From a high-level perspective, alliances & partnerships can be seen as relationships established between organisations to reach a particular goal that one of the parties cannot (easily) achieve alone. At least that’s the definition! When taking a closer look, I would argue that alliances & partnerships are relationships between the people involved. Without these personal relationships alliances & partnerships can never be successful. Isn’t that the case with any business relationship? Even though established to accomplish a business goal, business is more person-to-person rather than business-to-business.

Built on a foundation of trust, it is communication that determines the success of our relationships. Our communication defines how we are being perceived and how well we are understood. Communication is both about the message and about the carrier. In other words, it is about what we communicate, how we communicate it and what tools we use to communicate. 

The what, the how and the tools influence each other in communication. Recently someone complained to me how awkward a client was when communicating, his directive style in email irritated her and hence her response was also a little tense. She had experienced similar situations with this client before. While on the phone, the client displayed somewhat direct and blunt behaviour, but thanks to the interactive character of a phone call, at least messages were easily understood. The use of email (the tool) combined with the directive style of the client (the how) influenced how the message (the what) was understood, and as such email clearly was the wrong tool to use here.

Communication is the cornerstone of alliance success and simultaneously is also the cornerstone of alliance failure. In alliances or partnerships experiencing difficult times, the root cause of the problems most often lies in communication – or the lack of it! Initially, people tend to communicate often, both transparently and clearly. As relationships mature and those involved start to feel more comfortable, communication fades to less frequent intervals. A common situation is when people start to assume that the partner is on the same page as them and therefore understands what is going on. However, while making that unconscious assumption, people seem to forget that the partner is still working for another company, with another culture, strategy, goals and interests. 

Good communication is about intention and behaviour.  It’s also about transparency and proactive, open and honest sharing of information that needs to be shared.

In every relationship, communication should be a point of constant attention. Communication is about people, information, and personal interests. People all communicate in a different way, depending on their personal style and also on their mood and the circumstances they are in. Communication is a two-way street, so don’t be shy to ask for clarification if ever in any doubt. In life, and certainly in alliance relationships, communication is essential, so don’t let it become an illusion of communication!

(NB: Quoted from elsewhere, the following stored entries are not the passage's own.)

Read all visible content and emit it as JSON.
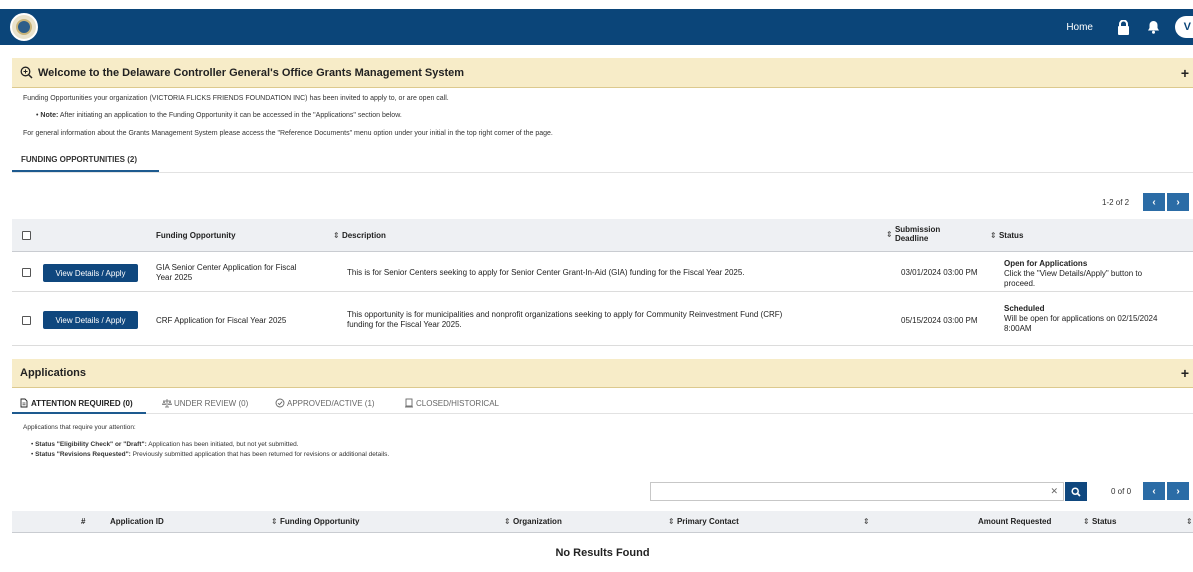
{
  "header": {
    "home_label": "Home",
    "avatar_initial": "V"
  },
  "welcome": {
    "title": "Welcome to the Delaware Controller General's Office Grants Management System",
    "intro": "Funding Opportunities your organization (VICTORIA FLICKS FRIENDS FOUNDATION INC) has been invited to apply to, or are open call.",
    "note_label": "Note:",
    "note_text": " After initiating an application to the Funding Opportunity it can be accessed in the \"Applications\" section below.",
    "general_info": "For general information about the Grants Management System please access the \"Reference Documents\" menu option under your initial in the top right corner of the page.",
    "expand_icon": "+"
  },
  "funding": {
    "tab_label": "FUNDING OPPORTUNITIES (2)",
    "pager_text": "1-2 of 2",
    "columns": {
      "opportunity": "Funding Opportunity",
      "description": "Description",
      "deadline_line1": "Submission",
      "deadline_line2": "Deadline",
      "status": "Status"
    },
    "rows": [
      {
        "button": "View Details / Apply",
        "name_line1": "GIA Senior Center Application for Fiscal",
        "name_line2": "Year 2025",
        "description": "This is for Senior Centers seeking to apply for Senior Center Grant-In-Aid (GIA) funding for the Fiscal Year 2025.",
        "deadline": "03/01/2024 03:00 PM",
        "status_title": "Open for Applications",
        "status_line1": "Click the \"View Details/Apply\" button to",
        "status_line2": "proceed."
      },
      {
        "button": "View Details / Apply",
        "name": "CRF Application for Fiscal Year 2025",
        "desc_line1": "This opportunity is for municipalities and nonprofit organizations seeking to apply for Community Reinvestment Fund (CRF)",
        "desc_line2": "funding for the Fiscal Year 2025.",
        "deadline": "05/15/2024 03:00 PM",
        "status_title": "Scheduled",
        "status_line1": "Will be open for applications on 02/15/2024",
        "status_line2": "8:00AM"
      }
    ]
  },
  "applications": {
    "title": "Applications",
    "expand_icon": "+",
    "tabs": [
      {
        "label": "ATTENTION REQUIRED (0)"
      },
      {
        "label": "UNDER REVIEW (0)"
      },
      {
        "label": "APPROVED/ACTIVE (1)"
      },
      {
        "label": "CLOSED/HISTORICAL"
      }
    ],
    "intro": "Applications that require your attention:",
    "bullet1_label": "Status \"Eligibility Check\" or \"Draft\":",
    "bullet1_text": " Application has been initiated, but not yet submitted.",
    "bullet2_label": "Status \"Revisions Requested\":",
    "bullet2_text": " Previously submitted application that has been returned for revisions or additional details.",
    "search_value": "",
    "pager_text": "0 of 0",
    "columns": {
      "number": "#",
      "app_id": "Application ID",
      "opportunity": "Funding Opportunity",
      "organization": "Organization",
      "contact": "Primary Contact",
      "amount": "Amount Requested",
      "status": "Status"
    },
    "no_results": "No Results Found"
  }
}
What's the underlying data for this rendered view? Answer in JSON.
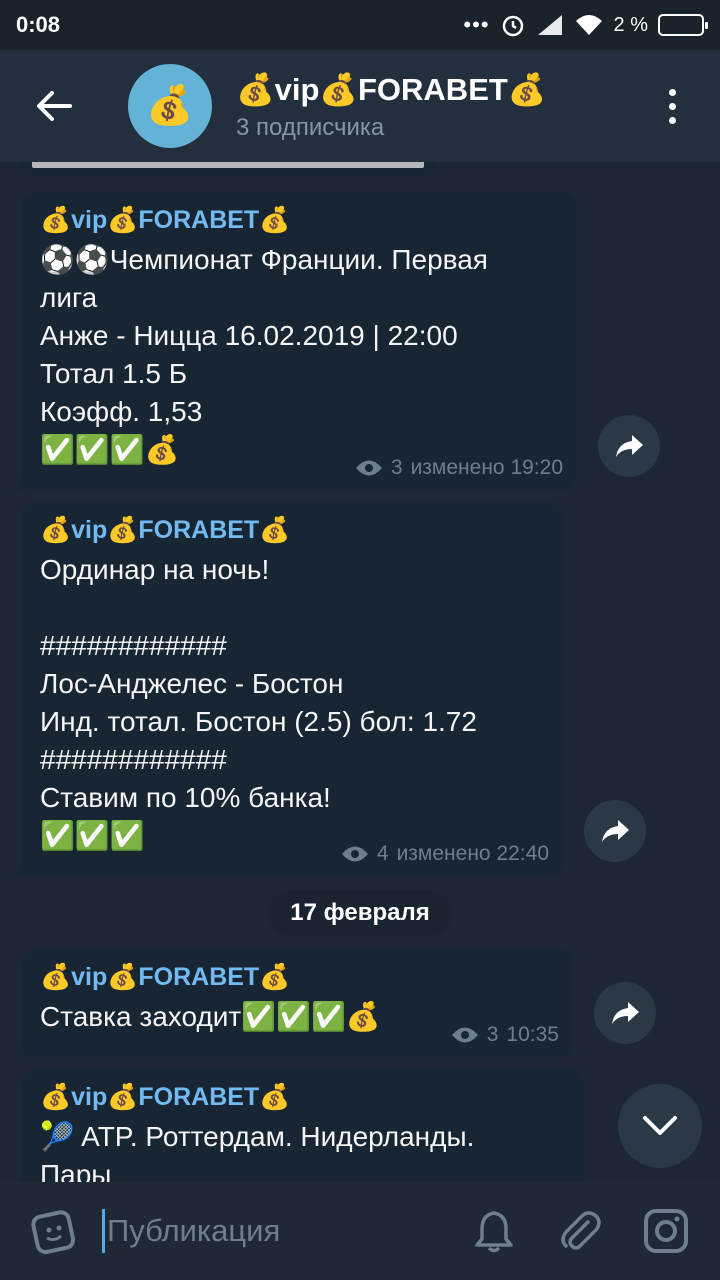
{
  "status": {
    "time": "0:08",
    "dots": "•••",
    "battery_text": "2 %"
  },
  "header": {
    "title": "💰vip💰FORABET💰",
    "subtitle": "3 подписчика",
    "avatar_emoji": "💰"
  },
  "messages": [
    {
      "sender": "💰vip💰FORABET💰",
      "text": "⚽⚽Чемпионат Франции. Первая\nлига\nАнже - Ницца 16.02.2019 | 22:00\nТотал 1.5 Б\nКоэфф. 1,53\n✅✅✅💰",
      "views": "3",
      "time": "изменено 19:20"
    },
    {
      "sender": "💰vip💰FORABET💰",
      "text": "Ординар на ночь!\n\n############\nЛос-Анджелес - Бостон\nИнд. тотал. Бостон (2.5) бол: 1.72\n############\nСтавим по 10% банка!\n✅✅✅",
      "views": "4",
      "time": "изменено 22:40"
    },
    {
      "sender": "💰vip💰FORABET💰",
      "text": "Ставка заходит✅✅✅💰",
      "views": "3",
      "time": "10:35"
    },
    {
      "sender": "💰vip💰FORABET💰",
      "text": "🎾 ATP. Роттердам. Нидерланды.\nПары"
    }
  ],
  "date_separator": "17 февраля",
  "composer": {
    "placeholder": "Публикация"
  },
  "colors": {
    "background": "#1d2733",
    "header": "#242f3d",
    "bubble": "#182533",
    "accent": "#71baf2"
  }
}
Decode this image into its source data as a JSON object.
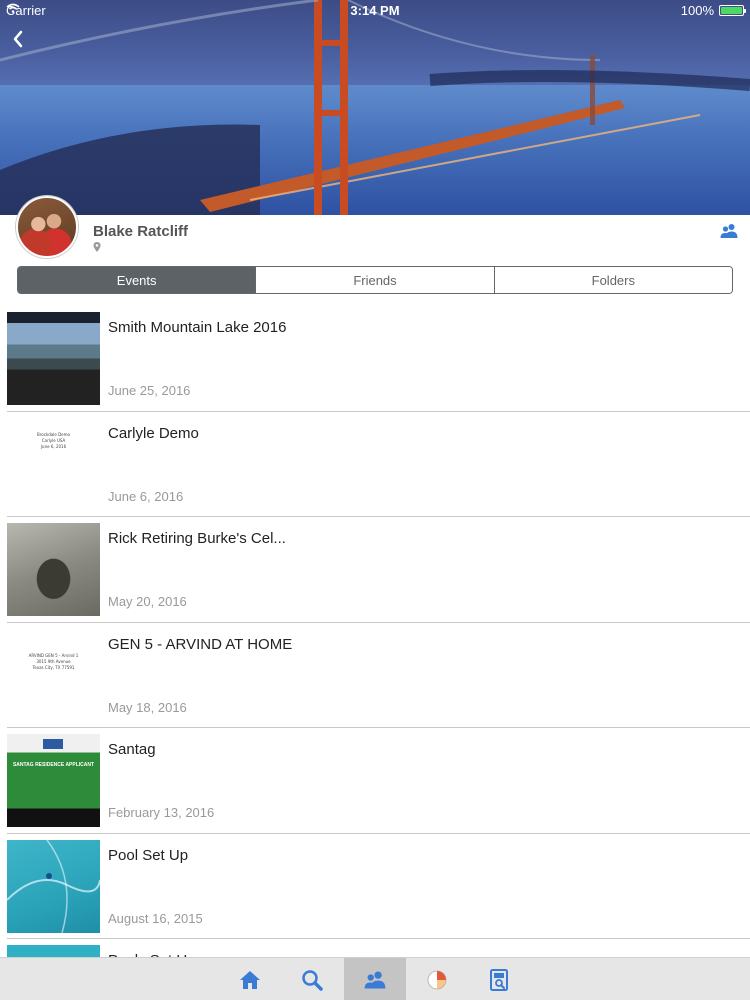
{
  "status": {
    "carrier": "Carrier",
    "time": "3:14 PM",
    "battery": "100%"
  },
  "profile": {
    "name": "Blake Ratcliff"
  },
  "segments": {
    "events": "Events",
    "friends": "Friends",
    "folders": "Folders",
    "selected": "Events"
  },
  "events": [
    {
      "title": "Smith Mountain Lake 2016",
      "date": "June 25, 2016"
    },
    {
      "title": "Carlyle Demo",
      "date": "June 6, 2016",
      "thumb_lines": [
        "Brockdale Demo",
        "Carlyle USA",
        "June 6, 2016"
      ]
    },
    {
      "title": "Rick Retiring Burke's Cel...",
      "date": "May 20, 2016"
    },
    {
      "title": "GEN 5 - ARVIND AT HOME",
      "date": "May 18, 2016",
      "thumb_lines": [
        "ARVIND GEN 5 - Arvind 1",
        "3015 9th Avenue",
        "Texas City, TX 77591"
      ]
    },
    {
      "title": "Santag",
      "date": "February 13, 2016",
      "thumb_banner": "SANTAG RESIDENCE APPLICANT"
    },
    {
      "title": "Pool Set Up",
      "date": "August 16, 2015"
    },
    {
      "title": "Pools Set U..."
    }
  ],
  "tabbar": {
    "items": [
      "home-icon",
      "search-icon",
      "friends-icon",
      "pie-chart-icon",
      "album-icon"
    ],
    "selected": "friends-icon"
  },
  "colors": {
    "accent": "#3a7bd5",
    "segment_active": "#5d6266",
    "date_text": "#999999"
  }
}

What Have I Been Reading: Today’s Superpower – Building Networks: 7 Mindsets Principles to Thrive in a Fast-Changing World”* by Mikel Mangold

Why Is It Relevant? In this book, Mikel Mangold describes how building networks can help create solutions for every kind of challenge. Networks can be seen as next level alliances, including multiple partners, organisations and people. The book describes 7 principles to establish these networks, illustrated by many of Mikel’s personal experiences.